Yes, and this is what it was called. UR. So again, I think it actually had more to do with the fact it was a QB
The CFL rule book has no mention of a downward pull.
There you go again, and we covered it, and yes on a pass rush more players are at hand so if ONE commits such a penalty, it is called but not simply because it’s the quarterback and especially not because it’s YOUR quarterback.
For what it’s worth (next to nothing) I liked the horse collar call, the OPI was a little weak as Lawlor was somewhat just ushering the DB past him, his momentum was already going past the ball but I’ve seen worse not called.
If a defensive BC player were called for use of the same illegal tactic to grab the horse collar on a pass rush on Collaros last night, I don’t think this thread would exist.
Sure it would. Maybe a different poster, maybe not. But it would.
I was surprised that Mike O’Shea challenged that horse collar penalty. Watching it live I thought it was a textbook horse collar and after seeing the official ruling from the rule book proves that. I didn’t know that it included the shoulders of the jersey and not just the name-plate and numbers and I also thought it had more to do with pulling violently downwards. I’m sure lots of us learned something there, players and coaches included. We still only gave up a field goal after that though so it was fine.
The penalty I didn’t like the most was the unnecessary roughness on Adam Bighill for making one of his routine hard hitting tackles. He clearly lead with his shoulder and it was not a helmet to helmet. Although the referee was on the opposite side of the player and couldn’t directly determine that, I still don’t think the flag should have been thrown. Even after it was, it should have been reversed by the command centre, but I have no idea what they can and can’t overturn during live play.
Most of the other penalties are arguable as are they with most games. I’m fine with letting the players play and calling only the most egregious penalties, but not every crew thinks that way and I suppose it’s up to the players to quickly figure out how tight the game is being called and play accordingly.
FFS Paulo, A BC player was (against Lawler) and I have said many times here that I did not like that call either!
Go grab one of your strong drinks and step away if it bothers you.
I’m sure that penalty against Bighill was a make-up call for the pile drive on Evans that wasn’t called.

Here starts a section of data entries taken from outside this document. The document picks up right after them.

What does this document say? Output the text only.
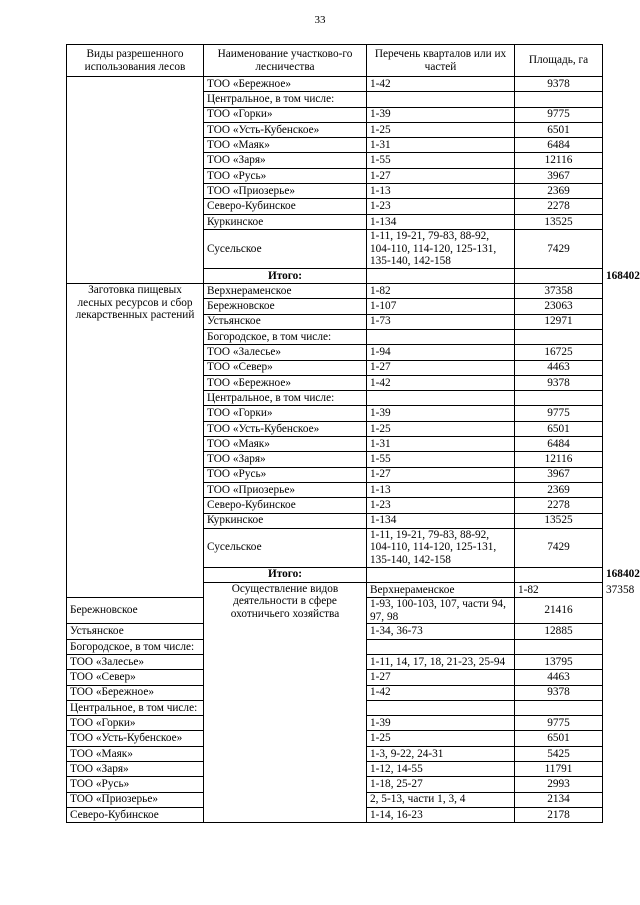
33
Виды разрешенного использования лесов	Наименование участково-го лесничества	Перечень кварталов или их частей	Площадь, га	
	ТОО «Бережное»	1-42	9378	
	Центральное, в том числе:			
	ТОО «Горки»	1-39	9775	
	ТОО «Усть-Кубенское»	1-25	6501	
	ТОО «Маяк»	1-31	6484	
	ТОО «Заря»	1-55	12116	
	ТОО «Русь»	1-27	3967	
	ТОО «Приозерье»	1-13	2369	
	Северо-Кубинское	1-23	2278	
	Куркинское	1-134	13525	
	Сусельское	1-11, 19-21, 79-83, 88-92, 104-110, 114-120, 125-131, 135-140, 142-158	7429	
	Итого:			168402
Заготовка пищевых лесных ресурсов и сбор лекарственных растений	Верхнераменское	1-82	37358	
	Бережновское	1-107	23063	
	Устьянское	1-73	12971	
	Богородское, в том числе:			
	ТОО «Залесье»	1-94	16725	
	ТОО «Север»	1-27	4463	
	ТОО «Бережное»	1-42	9378	
	Центральное, в том числе:			
	ТОО «Горки»	1-39	9775	
	ТОО «Усть-Кубенское»	1-25	6501	
	ТОО «Маяк»	1-31	6484	
	ТОО «Заря»	1-55	12116	
	ТОО «Русь»	1-27	3967	
	ТОО «Приозерье»	1-13	2369	
	Северо-Кубинское	1-23	2278	
	Куркинское	1-134	13525	
	Сусельское	1-11, 19-21, 79-83, 88-92, 104-110, 114-120, 125-131, 135-140, 142-158	7429	
	Итого:			168402
	Осуществление видов деятельности в сфере охотничьего хозяйства	Верхнераменское	1-82	37358
Бережновское		1-93, 100-103, 107, части 94, 97, 98	21416	
Устьянское		1-34, 36-73	12885	
Богородское, в том числе:				
ТОО «Залесье»		1-11, 14, 17, 18, 21-23, 25-94	13795	
ТОО «Север»		1-27	4463	
ТОО «Бережное»		1-42	9378	
Центральное, в том числе:				
ТОО «Горки»		1-39	9775	
ТОО «Усть-Кубенское»		1-25	6501	
ТОО «Маяк»		1-3, 9-22, 24-31	5425	
ТОО «Заря»		1-12, 14-55	11791	
ТОО «Русь»		1-18, 25-27	2993	
ТОО «Приозерье»		2, 5-13, части 1, 3, 4	2134	
Северо-Кубинское		1-14, 16-23	2178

OK, so lastnight there was a play where T. Wall tackled an Argo, and he was flagged for UR. Suitor was thinking it was facemasking, but Wall had clearly grabbed the collar/nameplate area. I think it was the ref calling it a horsecollar, and I feel they are calling this more recently. Wall was clearly upset with the call, and honestly I don’t think it was a dangerous play which is why the rule came to be. There has been a more “liberal” sence of the term where it doesn’t have to be a violent or dangerous play anymore.
Like I said, you’ll see a play like this everygame. Grabbing that area as part of a tackle is common.
I was at the game and very confused about this. It should have been a fumble, but if they ruled in incomplete, shouldn’t it have been intentional grounding?
On that play, if we are talking about the same one, the ball carrier was grabbed under the helmet and there was a twist of the helmet. Not a face mask but a clear penalty.
The league may have mandated the officials to focus on that foul. Like they did with Pyramiding a few years ago. It does happen.
This is what I’m thinking. Along the same lines of the increased calls on anything around a QBs head, even to the point of glancing swipe of a hand.
I really can’t see, or approve of, making a horsecollar a judgement call. To me it’s a black/white call, keep it simple for the officials.
Add this to the on going list of badly inconsistent officiating
Rember a few games back in the rider lions game whebn a lion defender grabbed the inner rim of a rider helmet and pulled him backwards … no call which is unprecedented in football
Beyond making it impossible to predict how rules will be applied it is also a ticking time bomb that risks catastrophic injury as playess keep pushing the limits of what is being allowed
Like i said after that game - pick a single standard of applying the rules and stick with it …full.stop
And i dont think thr rule on the helmet grab needs fixing … i think that although totally inncent the play was a clear penatly that not only should have been called.but must be called
Now some nitwit could do it intentionly and the cfl would lose any challenge to discipline as they have etablished that its not finable or an on field penatly
To fix that at this point now would require.the cfl to communicate that to players that.they intend.on calling it going forward
In that aame game multiple head.shots on Fine and again … in a complete reverral of the rules ( only AFTER ) giving the call for Evans then putting away rhe whistle for the rest of the game.
As they kinda plays are not consistently called or atkeast fined after the games … players keep pushing the boundriess more and more and the inuuries keep adding up…
Consistency is the problem… the cfl needs it badly
The Bombers recovered the fumble / incomplete pass so the point is moot anyways.
In this case, perhaps. The issue is the frequency of incorrect or inconsistent rulings. Luck won’t self-correct officiating errors every time.
You make a point. If it were not fumble and an incomplete pass, it is not intentional grounding because it was not intentional.
Intentional grounding does not come into play when a quarterback’s arm is going forward but the flight of the pass is disrupted by the hit(s).
Of course that’s not what most agree happened such that it was a bad call because it was a fumble.